Ludwig tried to reply, but no words would come off of his tongue, dry and thick like a wad of butter. His whole body stiffened.
"Lost your nerve? Or is it, that after everything I have done, you find yourself unable to cut me down? Ah, no matter. I can hardly blame you. Sickness is a difficult thing to face."
Laurence stepped forward until he was right in front of Ludwig. The sight of him up-close was nearly enough to send Ludwig into a fear-induced fit.

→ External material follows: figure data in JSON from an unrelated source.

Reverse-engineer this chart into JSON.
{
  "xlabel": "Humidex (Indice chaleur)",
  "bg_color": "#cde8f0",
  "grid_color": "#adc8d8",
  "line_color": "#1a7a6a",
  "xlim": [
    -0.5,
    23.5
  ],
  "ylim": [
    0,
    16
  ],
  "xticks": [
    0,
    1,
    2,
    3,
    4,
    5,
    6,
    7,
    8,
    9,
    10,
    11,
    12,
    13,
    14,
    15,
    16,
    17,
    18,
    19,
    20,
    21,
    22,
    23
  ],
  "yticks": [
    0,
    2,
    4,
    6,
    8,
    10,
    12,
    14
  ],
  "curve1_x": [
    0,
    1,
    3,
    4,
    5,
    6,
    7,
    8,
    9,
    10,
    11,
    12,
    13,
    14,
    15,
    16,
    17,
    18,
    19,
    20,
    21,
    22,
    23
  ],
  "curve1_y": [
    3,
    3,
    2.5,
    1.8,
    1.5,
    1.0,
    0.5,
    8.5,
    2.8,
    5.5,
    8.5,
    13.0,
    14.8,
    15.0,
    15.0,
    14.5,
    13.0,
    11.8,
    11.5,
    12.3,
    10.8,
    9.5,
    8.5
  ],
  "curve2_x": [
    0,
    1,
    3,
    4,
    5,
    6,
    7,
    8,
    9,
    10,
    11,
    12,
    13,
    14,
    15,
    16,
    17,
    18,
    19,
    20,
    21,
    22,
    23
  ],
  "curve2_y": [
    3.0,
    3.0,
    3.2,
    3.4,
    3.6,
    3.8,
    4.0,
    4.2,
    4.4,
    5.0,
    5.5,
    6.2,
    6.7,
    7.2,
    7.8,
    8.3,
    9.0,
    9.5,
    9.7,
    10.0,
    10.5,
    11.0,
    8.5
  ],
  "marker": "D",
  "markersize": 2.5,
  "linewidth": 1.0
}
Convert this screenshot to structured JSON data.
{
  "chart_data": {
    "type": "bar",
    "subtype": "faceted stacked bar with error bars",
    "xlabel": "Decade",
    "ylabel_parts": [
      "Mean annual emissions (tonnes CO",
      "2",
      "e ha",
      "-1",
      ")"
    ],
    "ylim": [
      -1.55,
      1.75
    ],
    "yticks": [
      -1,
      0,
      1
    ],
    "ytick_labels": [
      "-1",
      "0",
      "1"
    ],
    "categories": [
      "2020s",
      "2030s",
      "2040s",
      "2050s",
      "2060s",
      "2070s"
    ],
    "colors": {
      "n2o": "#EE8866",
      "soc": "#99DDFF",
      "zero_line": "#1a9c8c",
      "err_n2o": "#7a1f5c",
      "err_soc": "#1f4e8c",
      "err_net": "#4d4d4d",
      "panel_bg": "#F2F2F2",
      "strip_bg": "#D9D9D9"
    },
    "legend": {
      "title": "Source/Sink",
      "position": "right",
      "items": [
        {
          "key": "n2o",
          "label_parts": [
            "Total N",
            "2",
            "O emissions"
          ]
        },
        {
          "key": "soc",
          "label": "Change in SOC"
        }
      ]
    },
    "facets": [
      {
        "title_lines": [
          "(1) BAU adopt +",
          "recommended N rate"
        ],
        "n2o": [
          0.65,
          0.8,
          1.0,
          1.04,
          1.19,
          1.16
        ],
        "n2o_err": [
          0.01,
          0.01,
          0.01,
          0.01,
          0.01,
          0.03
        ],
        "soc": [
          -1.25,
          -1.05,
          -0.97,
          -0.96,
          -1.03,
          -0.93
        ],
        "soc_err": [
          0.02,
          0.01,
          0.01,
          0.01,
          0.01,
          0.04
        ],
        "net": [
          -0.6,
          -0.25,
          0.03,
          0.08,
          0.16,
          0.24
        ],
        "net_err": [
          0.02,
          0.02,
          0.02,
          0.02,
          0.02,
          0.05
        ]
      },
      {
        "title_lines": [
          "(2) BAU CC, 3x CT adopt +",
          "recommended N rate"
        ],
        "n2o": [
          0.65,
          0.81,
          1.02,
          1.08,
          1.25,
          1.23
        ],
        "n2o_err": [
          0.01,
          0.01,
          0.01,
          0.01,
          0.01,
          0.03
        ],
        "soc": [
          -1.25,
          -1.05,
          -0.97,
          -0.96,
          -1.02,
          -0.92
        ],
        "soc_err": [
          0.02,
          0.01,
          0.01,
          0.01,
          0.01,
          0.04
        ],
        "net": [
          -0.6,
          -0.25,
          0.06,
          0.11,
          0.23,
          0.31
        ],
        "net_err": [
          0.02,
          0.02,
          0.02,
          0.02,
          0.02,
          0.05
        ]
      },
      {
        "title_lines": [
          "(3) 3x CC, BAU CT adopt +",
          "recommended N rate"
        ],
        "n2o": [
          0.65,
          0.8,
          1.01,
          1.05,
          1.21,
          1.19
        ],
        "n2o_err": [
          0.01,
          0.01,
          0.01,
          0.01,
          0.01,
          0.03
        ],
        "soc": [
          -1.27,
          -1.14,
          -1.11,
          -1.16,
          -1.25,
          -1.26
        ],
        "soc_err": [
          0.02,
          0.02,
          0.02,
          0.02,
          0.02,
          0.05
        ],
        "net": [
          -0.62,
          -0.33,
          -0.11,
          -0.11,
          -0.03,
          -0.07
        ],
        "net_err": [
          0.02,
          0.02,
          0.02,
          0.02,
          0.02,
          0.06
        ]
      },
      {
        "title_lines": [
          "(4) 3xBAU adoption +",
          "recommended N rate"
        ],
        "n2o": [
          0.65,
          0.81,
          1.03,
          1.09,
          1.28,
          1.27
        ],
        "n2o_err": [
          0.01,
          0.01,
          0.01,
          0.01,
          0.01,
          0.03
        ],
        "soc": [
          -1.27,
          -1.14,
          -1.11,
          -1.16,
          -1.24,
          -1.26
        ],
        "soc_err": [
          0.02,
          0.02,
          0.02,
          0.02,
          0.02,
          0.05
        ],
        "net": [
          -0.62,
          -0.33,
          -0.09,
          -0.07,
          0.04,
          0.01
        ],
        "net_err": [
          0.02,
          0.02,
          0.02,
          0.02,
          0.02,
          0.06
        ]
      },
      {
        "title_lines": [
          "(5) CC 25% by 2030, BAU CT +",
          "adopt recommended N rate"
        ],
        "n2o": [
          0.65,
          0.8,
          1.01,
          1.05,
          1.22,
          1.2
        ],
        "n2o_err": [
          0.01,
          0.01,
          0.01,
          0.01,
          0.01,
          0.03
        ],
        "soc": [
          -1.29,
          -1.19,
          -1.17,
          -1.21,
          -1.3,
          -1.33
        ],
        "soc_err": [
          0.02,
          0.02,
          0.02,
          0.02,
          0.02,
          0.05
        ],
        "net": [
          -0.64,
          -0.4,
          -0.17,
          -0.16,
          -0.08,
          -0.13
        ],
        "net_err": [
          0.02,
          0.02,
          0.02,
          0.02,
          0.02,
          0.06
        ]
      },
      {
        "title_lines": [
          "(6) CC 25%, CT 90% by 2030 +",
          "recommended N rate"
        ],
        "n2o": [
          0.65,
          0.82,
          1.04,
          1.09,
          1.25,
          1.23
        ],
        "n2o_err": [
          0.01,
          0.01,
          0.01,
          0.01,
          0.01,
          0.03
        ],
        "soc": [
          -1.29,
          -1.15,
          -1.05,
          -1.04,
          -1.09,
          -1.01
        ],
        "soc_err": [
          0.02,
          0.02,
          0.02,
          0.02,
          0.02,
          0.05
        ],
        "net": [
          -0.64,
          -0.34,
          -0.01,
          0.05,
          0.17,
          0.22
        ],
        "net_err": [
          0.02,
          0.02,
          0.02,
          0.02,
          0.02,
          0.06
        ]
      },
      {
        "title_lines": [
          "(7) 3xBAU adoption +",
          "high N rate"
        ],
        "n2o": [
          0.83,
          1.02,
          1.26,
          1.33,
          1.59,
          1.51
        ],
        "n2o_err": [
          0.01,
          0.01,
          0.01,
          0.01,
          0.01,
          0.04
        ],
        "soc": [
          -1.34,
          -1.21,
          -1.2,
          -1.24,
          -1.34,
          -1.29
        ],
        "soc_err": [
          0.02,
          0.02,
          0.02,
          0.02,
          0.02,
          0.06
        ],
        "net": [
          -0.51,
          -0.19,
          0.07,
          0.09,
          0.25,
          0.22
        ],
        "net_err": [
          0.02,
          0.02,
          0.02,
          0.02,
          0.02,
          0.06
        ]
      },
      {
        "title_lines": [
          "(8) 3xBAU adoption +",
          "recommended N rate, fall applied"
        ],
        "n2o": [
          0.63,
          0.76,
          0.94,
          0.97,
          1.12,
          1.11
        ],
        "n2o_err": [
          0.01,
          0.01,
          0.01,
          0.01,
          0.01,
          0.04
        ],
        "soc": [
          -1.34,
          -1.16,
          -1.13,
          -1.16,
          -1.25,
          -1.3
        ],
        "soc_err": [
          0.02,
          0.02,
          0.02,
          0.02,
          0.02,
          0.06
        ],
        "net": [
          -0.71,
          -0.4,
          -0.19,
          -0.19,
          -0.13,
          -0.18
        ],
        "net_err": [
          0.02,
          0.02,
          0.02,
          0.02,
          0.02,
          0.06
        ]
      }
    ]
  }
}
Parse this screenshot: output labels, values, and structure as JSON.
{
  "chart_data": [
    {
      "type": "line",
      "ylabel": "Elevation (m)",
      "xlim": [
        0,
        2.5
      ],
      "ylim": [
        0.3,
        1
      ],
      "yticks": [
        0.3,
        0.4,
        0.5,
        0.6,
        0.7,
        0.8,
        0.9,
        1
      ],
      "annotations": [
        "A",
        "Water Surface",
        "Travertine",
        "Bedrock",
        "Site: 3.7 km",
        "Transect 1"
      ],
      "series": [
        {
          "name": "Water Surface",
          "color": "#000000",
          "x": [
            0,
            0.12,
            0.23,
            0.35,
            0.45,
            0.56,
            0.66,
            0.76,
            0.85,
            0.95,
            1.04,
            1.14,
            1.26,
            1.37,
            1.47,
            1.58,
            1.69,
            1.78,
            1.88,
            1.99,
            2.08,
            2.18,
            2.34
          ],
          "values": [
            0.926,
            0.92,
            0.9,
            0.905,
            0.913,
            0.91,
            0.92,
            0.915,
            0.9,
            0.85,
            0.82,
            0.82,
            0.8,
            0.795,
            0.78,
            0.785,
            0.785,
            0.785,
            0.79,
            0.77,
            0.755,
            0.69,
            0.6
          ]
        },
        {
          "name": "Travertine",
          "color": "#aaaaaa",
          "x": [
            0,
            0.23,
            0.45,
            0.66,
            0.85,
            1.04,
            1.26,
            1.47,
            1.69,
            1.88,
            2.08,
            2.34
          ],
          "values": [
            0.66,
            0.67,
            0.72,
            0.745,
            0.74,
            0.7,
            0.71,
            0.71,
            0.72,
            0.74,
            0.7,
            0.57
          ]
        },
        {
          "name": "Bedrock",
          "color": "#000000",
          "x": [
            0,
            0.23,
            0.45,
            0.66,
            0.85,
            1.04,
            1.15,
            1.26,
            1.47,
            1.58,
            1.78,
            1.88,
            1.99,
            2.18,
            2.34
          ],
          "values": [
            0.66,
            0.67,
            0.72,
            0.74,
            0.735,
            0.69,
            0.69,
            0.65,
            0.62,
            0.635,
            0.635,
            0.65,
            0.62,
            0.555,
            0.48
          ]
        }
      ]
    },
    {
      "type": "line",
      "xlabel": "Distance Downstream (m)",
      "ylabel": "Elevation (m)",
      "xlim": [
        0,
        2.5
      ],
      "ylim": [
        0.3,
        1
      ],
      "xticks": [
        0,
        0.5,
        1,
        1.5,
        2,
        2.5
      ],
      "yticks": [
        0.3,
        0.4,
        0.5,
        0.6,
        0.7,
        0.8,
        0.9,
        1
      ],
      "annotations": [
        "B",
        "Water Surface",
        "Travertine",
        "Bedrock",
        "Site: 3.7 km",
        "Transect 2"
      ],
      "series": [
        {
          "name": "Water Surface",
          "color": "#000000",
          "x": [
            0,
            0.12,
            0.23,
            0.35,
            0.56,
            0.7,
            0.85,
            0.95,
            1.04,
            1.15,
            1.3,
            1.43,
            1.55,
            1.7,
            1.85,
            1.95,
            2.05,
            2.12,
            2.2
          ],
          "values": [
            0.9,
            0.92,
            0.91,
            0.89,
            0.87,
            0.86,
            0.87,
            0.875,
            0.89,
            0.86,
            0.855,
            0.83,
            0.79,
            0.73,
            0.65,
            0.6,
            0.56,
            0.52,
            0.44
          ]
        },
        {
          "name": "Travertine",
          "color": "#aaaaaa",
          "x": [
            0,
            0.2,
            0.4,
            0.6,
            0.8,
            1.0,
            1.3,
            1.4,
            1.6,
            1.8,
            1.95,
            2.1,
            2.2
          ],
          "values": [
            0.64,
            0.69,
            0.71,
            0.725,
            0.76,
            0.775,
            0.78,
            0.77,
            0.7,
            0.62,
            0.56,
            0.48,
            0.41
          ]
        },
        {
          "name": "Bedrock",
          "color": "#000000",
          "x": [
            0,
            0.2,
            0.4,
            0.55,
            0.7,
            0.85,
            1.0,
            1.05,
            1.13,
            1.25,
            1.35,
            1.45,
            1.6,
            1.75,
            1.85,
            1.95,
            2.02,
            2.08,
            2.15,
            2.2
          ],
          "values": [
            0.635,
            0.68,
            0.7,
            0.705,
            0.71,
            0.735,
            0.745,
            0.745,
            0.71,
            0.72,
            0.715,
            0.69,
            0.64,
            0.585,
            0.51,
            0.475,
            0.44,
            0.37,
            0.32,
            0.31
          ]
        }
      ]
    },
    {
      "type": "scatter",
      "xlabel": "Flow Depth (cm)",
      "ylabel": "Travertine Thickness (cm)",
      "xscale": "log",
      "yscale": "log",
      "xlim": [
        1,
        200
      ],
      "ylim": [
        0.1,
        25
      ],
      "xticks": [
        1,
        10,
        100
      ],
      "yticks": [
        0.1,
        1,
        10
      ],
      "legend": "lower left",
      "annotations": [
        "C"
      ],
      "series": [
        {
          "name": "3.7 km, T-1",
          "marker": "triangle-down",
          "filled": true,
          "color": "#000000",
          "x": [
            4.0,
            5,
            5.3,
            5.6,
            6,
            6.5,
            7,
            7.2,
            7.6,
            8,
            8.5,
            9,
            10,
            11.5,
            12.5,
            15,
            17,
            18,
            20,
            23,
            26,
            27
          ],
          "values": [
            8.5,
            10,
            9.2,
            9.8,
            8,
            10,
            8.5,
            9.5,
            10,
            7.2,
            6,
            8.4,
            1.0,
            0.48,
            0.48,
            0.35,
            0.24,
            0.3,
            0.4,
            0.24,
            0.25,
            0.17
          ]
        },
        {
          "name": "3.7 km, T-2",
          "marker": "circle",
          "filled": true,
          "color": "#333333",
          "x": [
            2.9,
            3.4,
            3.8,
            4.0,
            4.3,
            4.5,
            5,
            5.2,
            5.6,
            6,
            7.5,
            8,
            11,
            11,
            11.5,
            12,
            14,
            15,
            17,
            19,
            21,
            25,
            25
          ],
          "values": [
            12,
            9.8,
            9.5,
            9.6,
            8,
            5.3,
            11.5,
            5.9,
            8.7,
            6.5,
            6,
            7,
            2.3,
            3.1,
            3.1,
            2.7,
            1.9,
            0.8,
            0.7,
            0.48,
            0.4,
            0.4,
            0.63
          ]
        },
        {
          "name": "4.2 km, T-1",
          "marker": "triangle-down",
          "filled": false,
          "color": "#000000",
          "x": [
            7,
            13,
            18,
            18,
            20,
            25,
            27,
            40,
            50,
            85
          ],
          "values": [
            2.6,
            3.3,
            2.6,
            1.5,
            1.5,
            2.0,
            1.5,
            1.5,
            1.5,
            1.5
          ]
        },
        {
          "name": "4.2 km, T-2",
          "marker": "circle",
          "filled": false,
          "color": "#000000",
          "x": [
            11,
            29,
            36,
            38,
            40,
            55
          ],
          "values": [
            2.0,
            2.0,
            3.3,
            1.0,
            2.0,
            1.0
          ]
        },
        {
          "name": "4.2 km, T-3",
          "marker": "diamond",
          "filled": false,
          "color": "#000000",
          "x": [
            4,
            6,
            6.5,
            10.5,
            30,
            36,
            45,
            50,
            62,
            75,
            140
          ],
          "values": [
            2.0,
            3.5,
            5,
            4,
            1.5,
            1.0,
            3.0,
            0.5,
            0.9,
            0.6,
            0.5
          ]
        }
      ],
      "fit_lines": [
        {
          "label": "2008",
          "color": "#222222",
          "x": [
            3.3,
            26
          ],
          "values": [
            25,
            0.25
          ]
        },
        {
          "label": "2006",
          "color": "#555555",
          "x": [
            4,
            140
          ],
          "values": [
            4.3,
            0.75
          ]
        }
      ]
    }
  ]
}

"But we are still holy men," the beast proclaimed, its frayed fur trailing around its bovine-like horns as it spoke. "I have a duty to my people to face sickness without fear. To lead, in times of darkness, where light is a frail thing that scarcely shows its face. It's not all bad, you know? Once you get over the ghastly appearance, you can really marvel at the prowess it gives you. Observe."
The beast that spoke with Laurence's voice shot out both claws, piercing Ludwig through the chest, and lifting him off of the ground without any discernible strain. Ludwig writhed like a beached whale, his own mortality flashing before him in a manner most unholy.
"Please," he gurgled. "I can give you Gehrman. You want Gehrman, yes?"
Laurence stared hard at him for a couple of seconds, his jet black pupils pressed down on Ludwig's struggling form. Then, he broke out in a vile, fanged grin.
"We have no need of Gehrman. Not any more. But, even if we did, we know exactly where he is. Where he has been for the past few months."
The accursed hunter, drunken with blood and sobered by terror, barely felt the pain as his chest was wrenched apart, his bones splintering and breaking, and his own blackened blood spraying over the silk carpet.
"I really wish you could've stood by my side, Ludwig," the beast continued, as it watched the life slowly drain out of it's young protégé. "But you have proven that you are too short-sighted. You lack my vision. My eyes."
Ludwig let out one last enfeebled whimper, before Laurence ripped him clean in half, and threw him aside. With a low growl, the beast sipped at the blood on his claws, eyes fluttering at the potency and wealth of the Holy Blade's life. Upon the floor, the old holy sword glimmered one last time, before Laurence's deformed shadow stepped over it, and eclipsed its bright light once and for all.
The Cleric Beast returned to his seat, letting the rays of starlight bathe his leathery skin once again. Below, his city slept, waiting patiently for his guidance.
"And you shall have it," the beast whispered, cackling softly to himself. "I will make you see as I have seen. I shall grant you eyes."